I also love the concept of namaste that the yogis have taught me. Deepak Singh, a writer who grew up in India says: "[Namaste] is the equivalent of hello, but with an element of respect." It is a gesture to send a message of peaceful spirituality to the universe in the hopes of receiving a positive message back. Fun fact: Because of the religion I was raised in, I wasn't allowed to practice yoga because of the "religious" beginnings from the Vedic priests. I was told that saying namaste meant “the god in me bows to the god in you.” And I knew full and well I shouldn't be worshipping other "gods." So the first few times I actually tried yoga, I admittedly felt strange about this phrase, and I wouldn't mutter it, even under my breath. But the more I was taught about the practice and truly opened my mind to it, I realized that it was more about this connection idea than a worship falsity.

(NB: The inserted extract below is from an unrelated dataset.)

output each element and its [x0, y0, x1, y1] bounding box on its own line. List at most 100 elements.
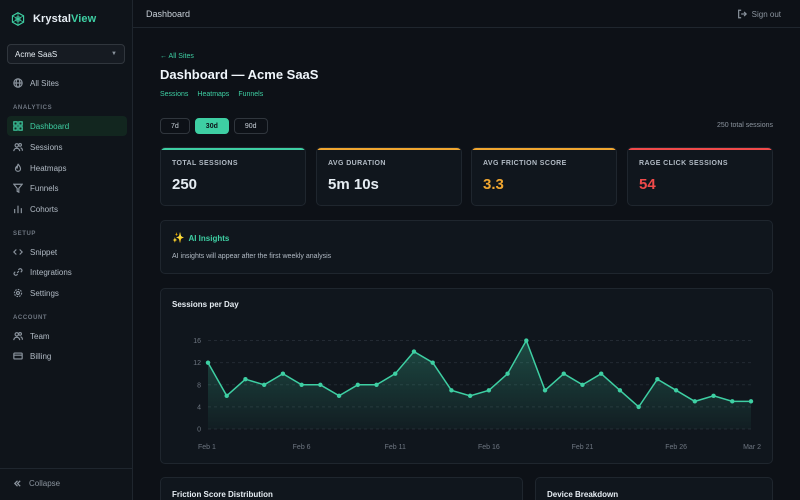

Miami-based yogi Sara Quiriconi says: "In essence, namaste is recognizing we're all equal." So if we're all equal, then no matter the religion or race or gender or financial status or how many things we own or if we have a mental illness or addiction... we all deserve this greeting of equality, respect and compassion that this one word can bring.

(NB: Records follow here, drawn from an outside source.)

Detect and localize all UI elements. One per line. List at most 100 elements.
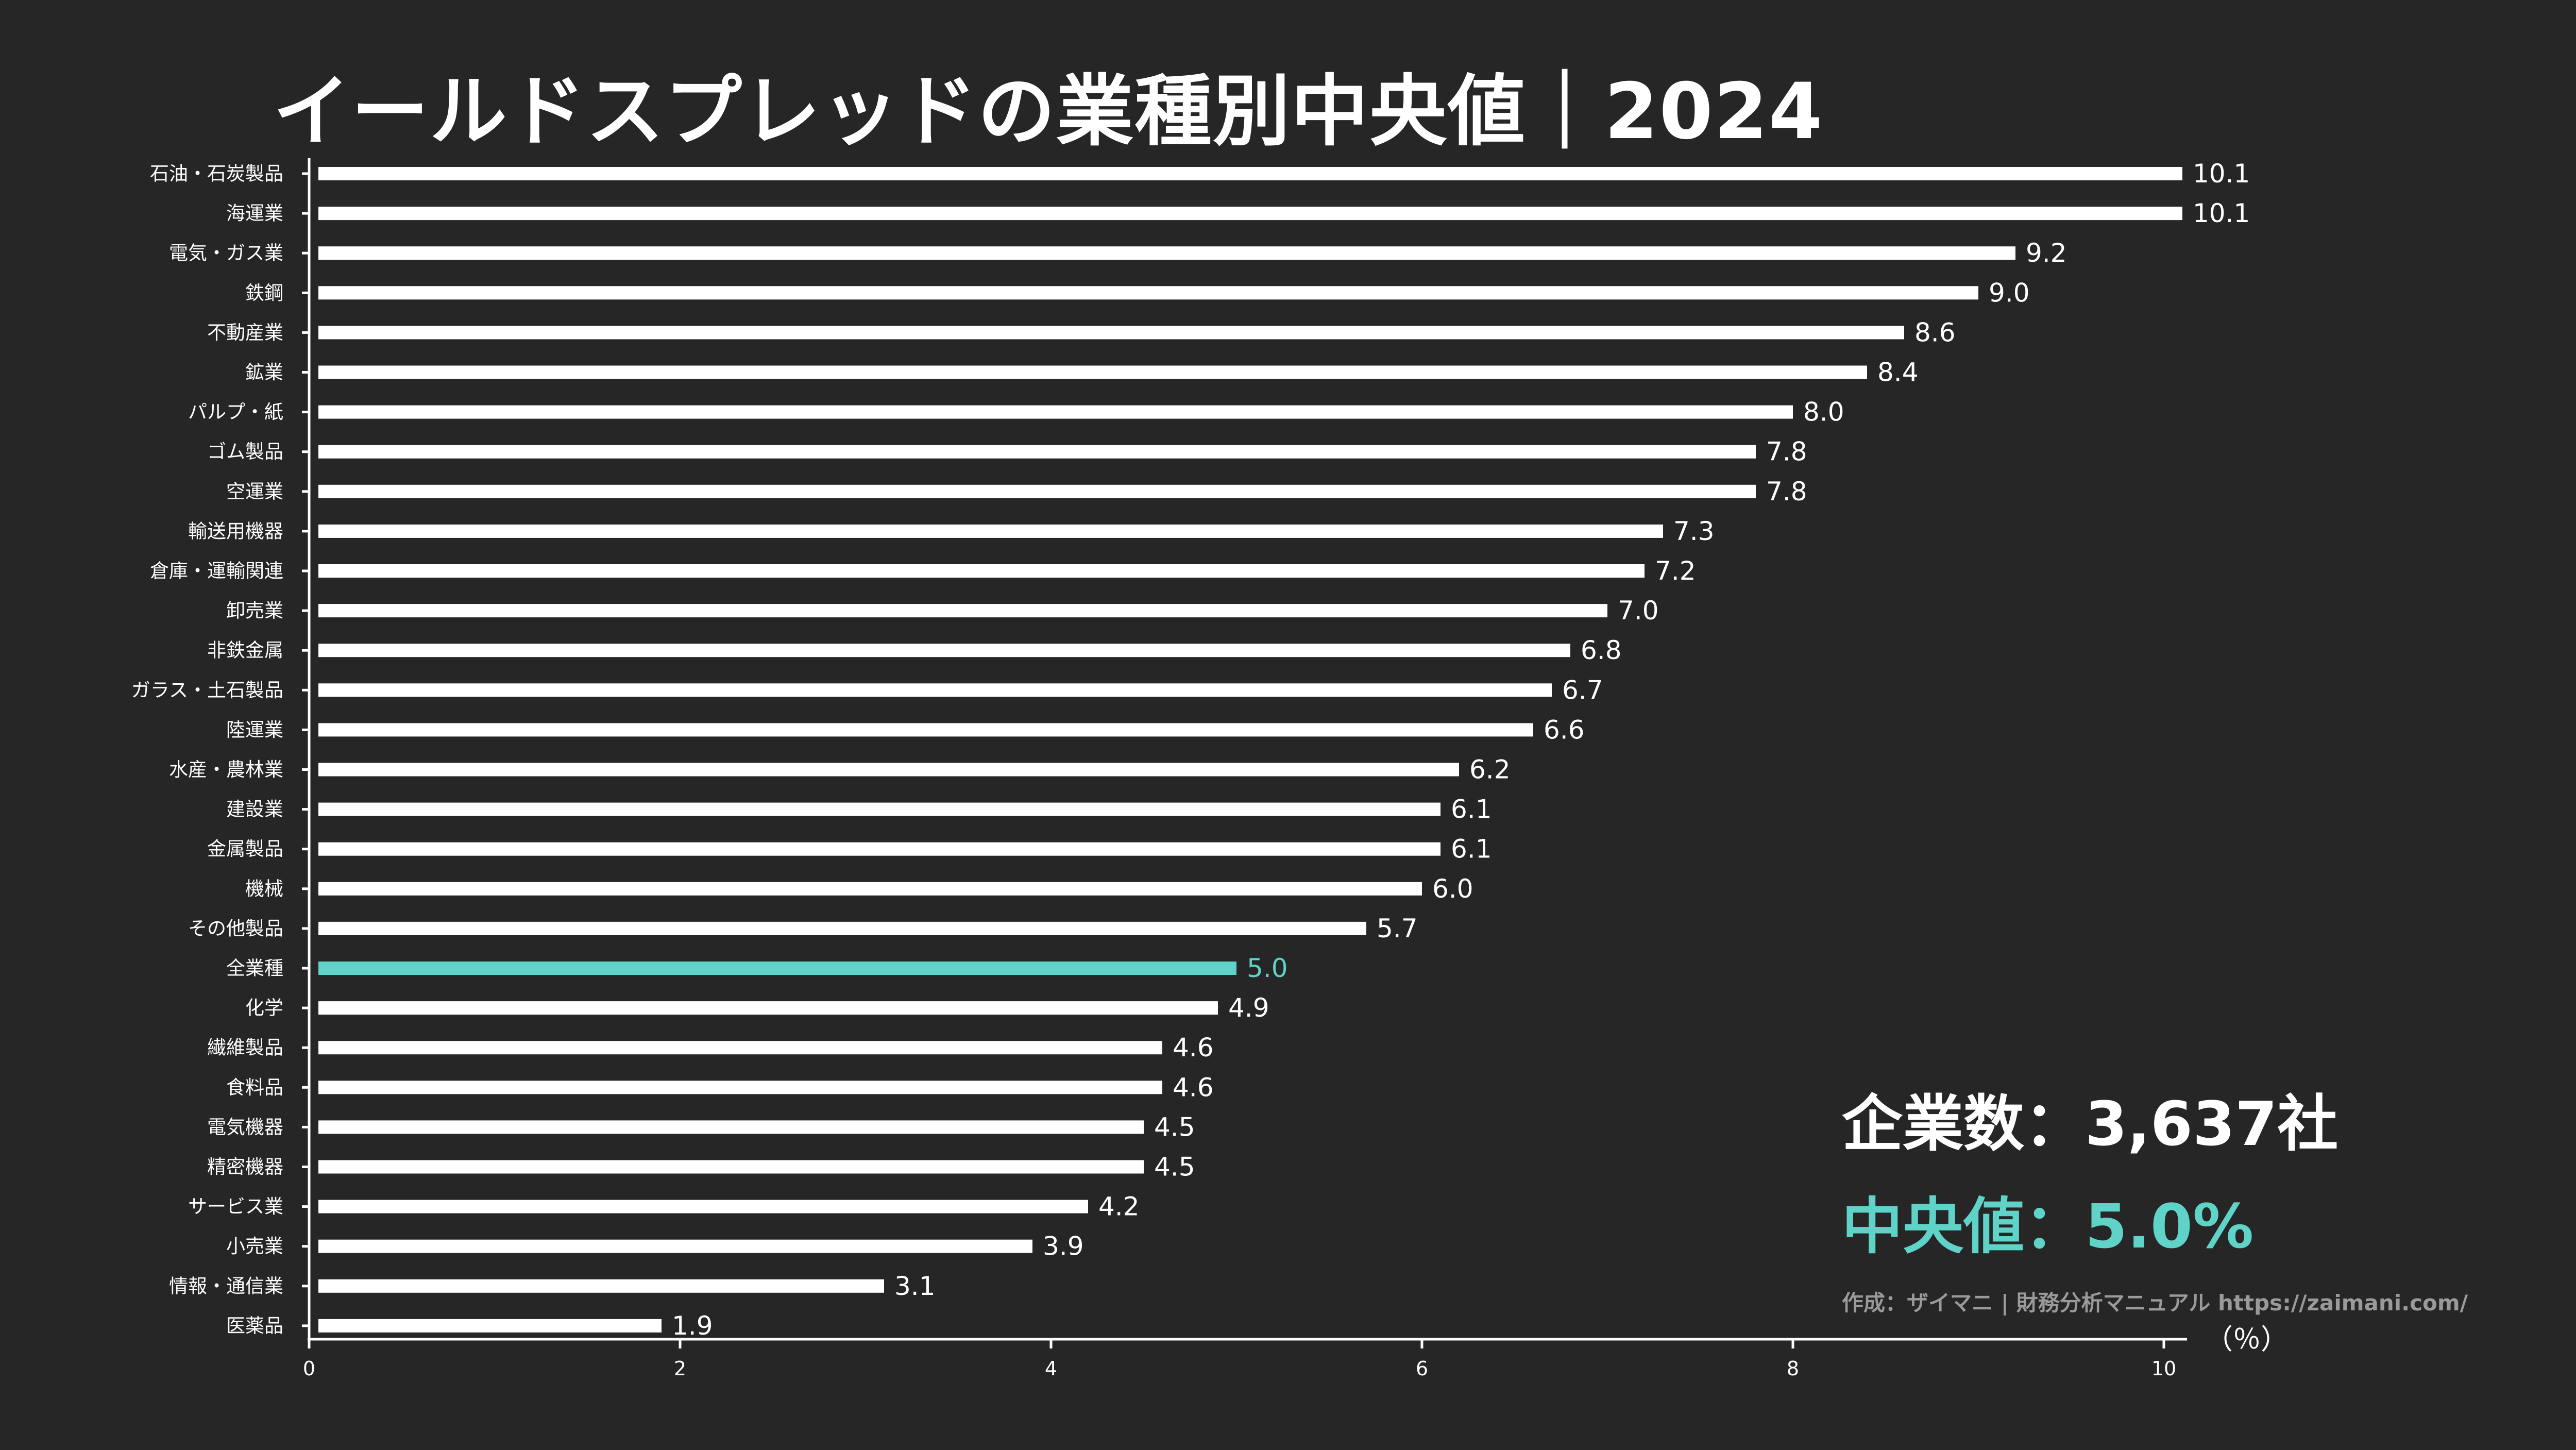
value-label: 7.8 xyxy=(1766,477,1807,507)
category-label: 輸送用機器 xyxy=(188,520,283,542)
category-label: ガラス・土石製品 xyxy=(131,679,283,701)
value-label: 8.6 xyxy=(1914,317,1956,347)
category-label: 卸売業 xyxy=(226,600,283,622)
value-label: 7.8 xyxy=(1766,437,1807,467)
x-tick-label: 6 xyxy=(1416,1357,1428,1380)
bar xyxy=(318,1041,1162,1055)
value-label: 4.2 xyxy=(1098,1192,1140,1222)
category-label: 建設業 xyxy=(226,798,283,820)
category-label: 情報・通信業 xyxy=(169,1275,283,1297)
category-label: 電気・ガス業 xyxy=(169,242,283,264)
value-label: 6.1 xyxy=(1451,795,1492,824)
bar xyxy=(318,405,1793,419)
value-label: 6.0 xyxy=(1432,874,1473,904)
category-label: 電気機器 xyxy=(207,1116,283,1138)
value-label: 4.5 xyxy=(1154,1112,1195,1142)
value-label: 6.6 xyxy=(1544,715,1585,745)
bar xyxy=(318,167,2182,180)
bars-group: 10.1 10.1 9.2 9.0 8.6 8.4 8.0 7.8 7.8 7.3 7.2 7.0 6.… xyxy=(318,159,2250,1341)
bar xyxy=(318,1120,1144,1134)
bar xyxy=(318,763,1459,777)
category-label: 全業種 xyxy=(226,957,283,980)
bar xyxy=(318,524,1663,538)
bar xyxy=(318,604,1607,618)
summary-annotation: 企業数：3,637社 中央値：5.0% 作成：ザイマニ | 財務分析マニュアル … xyxy=(1842,1074,2468,1317)
category-label: ゴム製品 xyxy=(207,441,283,463)
value-label: 7.0 xyxy=(1618,596,1659,626)
category-label: 小売業 xyxy=(226,1235,283,1257)
category-label: 石油・石炭製品 xyxy=(150,163,283,185)
x-tick-label: 2 xyxy=(674,1357,686,1380)
axes-group: 石油・石炭製品海運業電気・ガス業鉄鋼不動産業鉱業パルプ・紙ゴム製品空運業輸送用機… xyxy=(131,158,2289,1380)
category-label: 化学 xyxy=(245,997,283,1019)
value-label: 10.1 xyxy=(2193,198,2250,228)
category-label: 空運業 xyxy=(226,480,283,502)
category-label: 海運業 xyxy=(226,203,283,225)
bar xyxy=(318,365,1867,379)
value-label: 6.1 xyxy=(1451,834,1492,864)
bar xyxy=(318,564,1645,578)
credit-text: 作成：ザイマニ | 財務分析マニュアル https://zaimani.com/ xyxy=(1842,1290,2468,1316)
value-label: 8.0 xyxy=(1803,397,1844,427)
bar xyxy=(318,1081,1162,1094)
category-label: 陸運業 xyxy=(226,719,283,741)
bar xyxy=(318,1200,1088,1213)
bar xyxy=(318,484,1756,498)
x-axis-label: （％） xyxy=(2205,1323,2289,1356)
bar xyxy=(318,842,1440,856)
value-label: 3.1 xyxy=(894,1271,936,1301)
bar xyxy=(318,286,1978,300)
bar xyxy=(318,246,2015,260)
median-value: 中央値：5.0% xyxy=(1842,1191,2254,1262)
bar xyxy=(318,326,1904,340)
value-label: 6.2 xyxy=(1469,755,1511,785)
category-label: 不動産業 xyxy=(207,322,283,344)
value-label: 9.2 xyxy=(2026,238,2067,268)
category-label: 水産・農林業 xyxy=(169,758,283,781)
bar xyxy=(318,1001,1218,1015)
bar xyxy=(318,921,1366,935)
value-label: 5.7 xyxy=(1377,914,1418,943)
value-label: 6.7 xyxy=(1562,675,1603,705)
category-label: 金属製品 xyxy=(207,838,283,860)
value-label: 5.0 xyxy=(1247,953,1288,983)
value-label: 10.1 xyxy=(2193,159,2250,189)
x-tick-label: 8 xyxy=(1787,1357,1799,1380)
bar xyxy=(318,1319,662,1333)
bar xyxy=(318,207,2182,221)
value-label: 4.6 xyxy=(1173,1072,1214,1102)
category-label: 非鉄金属 xyxy=(207,639,283,662)
category-label: 医薬品 xyxy=(226,1314,283,1337)
value-label: 6.8 xyxy=(1581,635,1622,665)
bar xyxy=(318,802,1440,816)
bar xyxy=(318,962,1236,975)
category-label: サービス業 xyxy=(188,1195,283,1218)
bar xyxy=(318,683,1552,697)
value-label: 8.4 xyxy=(1877,358,1919,387)
category-label: 精密機器 xyxy=(207,1156,283,1178)
category-label: 繊維製品 xyxy=(207,1037,283,1059)
category-label: 鉱業 xyxy=(245,361,283,383)
value-label: 7.2 xyxy=(1655,556,1696,586)
value-label: 9.0 xyxy=(1989,278,2030,308)
bar xyxy=(318,1160,1144,1174)
value-label: 4.9 xyxy=(1228,993,1269,1023)
category-label: 倉庫・運輸関連 xyxy=(150,560,283,582)
category-label: 食料品 xyxy=(226,1076,283,1099)
chart-title: イールドスプレッドの業種別中央値｜2024 xyxy=(273,67,1824,157)
bar xyxy=(318,1279,884,1293)
x-tick-label: 10 xyxy=(2151,1357,2176,1380)
bar xyxy=(318,1239,1032,1253)
value-label: 4.5 xyxy=(1154,1152,1195,1182)
value-label: 1.9 xyxy=(672,1311,713,1341)
category-label: 鉄鋼 xyxy=(245,282,283,304)
value-label: 7.3 xyxy=(1673,516,1715,546)
bar xyxy=(318,723,1533,737)
company-count: 企業数：3,637社 xyxy=(1842,1088,2338,1159)
category-label: 機械 xyxy=(245,878,283,900)
value-label: 3.9 xyxy=(1043,1232,1084,1261)
x-tick-label: 0 xyxy=(303,1357,315,1380)
bar xyxy=(318,882,1422,896)
value-label: 4.6 xyxy=(1173,1033,1214,1063)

One of my personal favorite geniuses, Leonardo da Vinci is quoted to have said: "Learn how to see. Realize that everything connects to everything else." If you aren't familiar with his works, visit this page for an overview of his inventions. His understanding of connection, not only brought about amazing sculptures, art and inventions... but truly lead a way of outside of traditional thinking. There's even a book called How To Think Like Leonardo da Vinci written by Michael J. Gelb.

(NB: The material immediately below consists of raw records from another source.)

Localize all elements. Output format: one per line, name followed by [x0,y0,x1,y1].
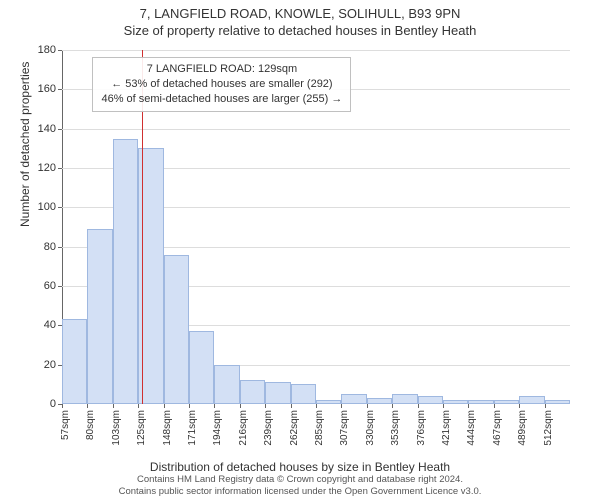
histogram-bar [316,400,341,404]
xtick-mark [189,404,190,408]
footer-line1: Contains HM Land Registry data © Crown c… [0,474,600,486]
chart-title-block: 7, LANGFIELD ROAD, KNOWLE, SOLIHULL, B93… [0,0,600,38]
xtick-label: 262sqm [289,410,300,446]
gridline [62,129,570,130]
xtick-label: 330sqm [365,410,376,446]
ytick-mark [58,168,62,169]
ytick-mark [58,129,62,130]
xtick-mark [392,404,393,408]
xtick-mark [164,404,165,408]
xtick-label: 171sqm [187,410,198,446]
ytick-label: 160 [38,83,56,95]
xtick-mark [113,404,114,408]
histogram-bar [189,331,214,404]
xtick-label: 239sqm [263,410,274,446]
chart-title-line2: Size of property relative to detached ho… [0,23,600,38]
xtick-mark [87,404,88,408]
ytick-label: 180 [38,44,56,56]
xtick-label: 353sqm [390,410,401,446]
ytick-mark [58,247,62,248]
xtick-mark [214,404,215,408]
ytick-label: 120 [38,162,56,174]
xtick-mark [545,404,546,408]
histogram-bar [519,396,544,404]
xtick-label: 125sqm [136,410,147,446]
histogram-bar [62,319,87,404]
ytick-label: 60 [44,280,56,292]
footer-attribution: Contains HM Land Registry data © Crown c… [0,474,600,498]
annotation-line: 46% of semi-detached houses are larger (… [101,92,342,107]
xtick-mark [291,404,292,408]
xtick-label: 216sqm [238,410,249,446]
ytick-label: 40 [44,319,56,331]
histogram-bar [265,382,290,404]
xtick-label: 376sqm [416,410,427,446]
xtick-label: 489sqm [517,410,528,446]
xtick-mark [418,404,419,408]
histogram-bar [240,380,265,404]
histogram-bar [87,229,112,404]
ytick-label: 140 [38,123,56,135]
xtick-mark [138,404,139,408]
xtick-label: 57sqm [60,410,71,440]
xtick-label: 148sqm [162,410,173,446]
xtick-mark [265,404,266,408]
xtick-mark [341,404,342,408]
histogram-bar [418,396,443,404]
xtick-mark [468,404,469,408]
histogram-bar [291,384,316,404]
ytick-mark [58,50,62,51]
histogram-bar [367,398,392,404]
histogram-bar [443,400,468,404]
histogram-bar [494,400,519,404]
xtick-mark [62,404,63,408]
ytick-mark [58,89,62,90]
xtick-mark [367,404,368,408]
annotation-line: 7 LANGFIELD ROAD: 129sqm [101,62,342,77]
plot-region: 02040608010012014016018057sqm80sqm103sqm… [62,50,570,404]
xtick-mark [519,404,520,408]
xtick-label: 80sqm [85,410,96,440]
xtick-label: 467sqm [492,410,503,446]
ytick-label: 100 [38,201,56,213]
xtick-mark [240,404,241,408]
ytick-label: 80 [44,241,56,253]
histogram-bar [392,394,417,404]
chart-plot-area: 02040608010012014016018057sqm80sqm103sqm… [62,50,570,404]
xtick-mark [494,404,495,408]
xtick-mark [316,404,317,408]
gridline [62,50,570,51]
xtick-label: 421sqm [441,410,452,446]
x-axis-label: Distribution of detached houses by size … [0,460,600,474]
annotation-line: ← 53% of detached houses are smaller (29… [101,77,342,92]
xtick-label: 194sqm [212,410,223,446]
ytick-mark [58,286,62,287]
xtick-label: 307sqm [339,410,350,446]
ytick-label: 0 [50,398,56,410]
histogram-bar [545,400,570,404]
footer-line2: Contains public sector information licen… [0,486,600,498]
histogram-bar [468,400,493,404]
ytick-label: 20 [44,359,56,371]
chart-title-line1: 7, LANGFIELD ROAD, KNOWLE, SOLIHULL, B93… [0,6,600,21]
histogram-bar [341,394,366,404]
histogram-bar [164,255,189,404]
xtick-label: 512sqm [543,410,554,446]
histogram-bar [113,139,138,405]
xtick-label: 444sqm [466,410,477,446]
ytick-mark [58,207,62,208]
xtick-mark [443,404,444,408]
y-axis-label: Number of detached properties [18,62,32,227]
xtick-label: 285sqm [314,410,325,446]
histogram-bar [214,365,239,404]
annotation-box: 7 LANGFIELD ROAD: 129sqm← 53% of detache… [92,57,351,112]
xtick-label: 103sqm [111,410,122,446]
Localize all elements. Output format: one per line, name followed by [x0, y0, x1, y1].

You might know American astrophysicist, Neil deGrasse Tyson from PBS's NOVA ScienceNow or Cosmos: A Spacetime Odyssey. My favorite quote from him is: “We are all connected; To each other, biologically. To the earth, chemically. To the rest of the universe atomically.” I love how he starts it at our level and breaks it down to one of the smallest components in the universe. Last week at my therapy session, my therapist told me about this experiment where they isolated particles in different locations and proved that they were still connected even though they were separated. Einstein was said to be the first to dabble in this particular theory which is now called Quantum Entanglement. (I've listed a couple of articles for browsing about this subject below.) In a lot of ways my brain thinks this is completely nuts and in other ways it completely makes sense.
Today, being Overdose Awareness Day, I think this idea of connection hits me even harder. You see, I was raised to look down upon those who were addicts. Derogatory names such as "junkie" and "alcoholic" were thrown around with such disdain, whereas now those words make me cringe with hurt and sorrow. I know now through my own personal experience from abusing alcohol as well as seeing people I care about hurt themselves and others with their use of alcohol or drugs, that compassion above all else is needed. I've shared the TedTalk on my Facebook page many times, but the important quote will always linger when I talk about addiction:
"The opposite of addiction is connection."
Can you please sit with that thought for a bit? Let it sink in to your soul. If all the mega-minds of the world that I've listed above can sit there and tell us that we are all connected, and that we need to open our eyes to see this... then I can only deduce that if we can act upon being connected, then addiction will become a thing of the past. If we can stop tearing each other apart, putting each other down, or lifting ourselves above others... maybe, just maybe there's a chance we can save a life. Maybe there's a chance we can make a difference and start a shift in this world back to love; back to the things that truly matter. There is so much hatred and judgement in this world, some days it's hard to focus on the good. But the more that I do... the more I read my bible, the more I pray, the more I talk to others about important things, the more I truly act of pure heart and a loving manner... the more I crave it and the more I want others to taste it too.
Peace & Grace be with you.
I dedicate this post to all those suffering today and to all those we have lost to addiction.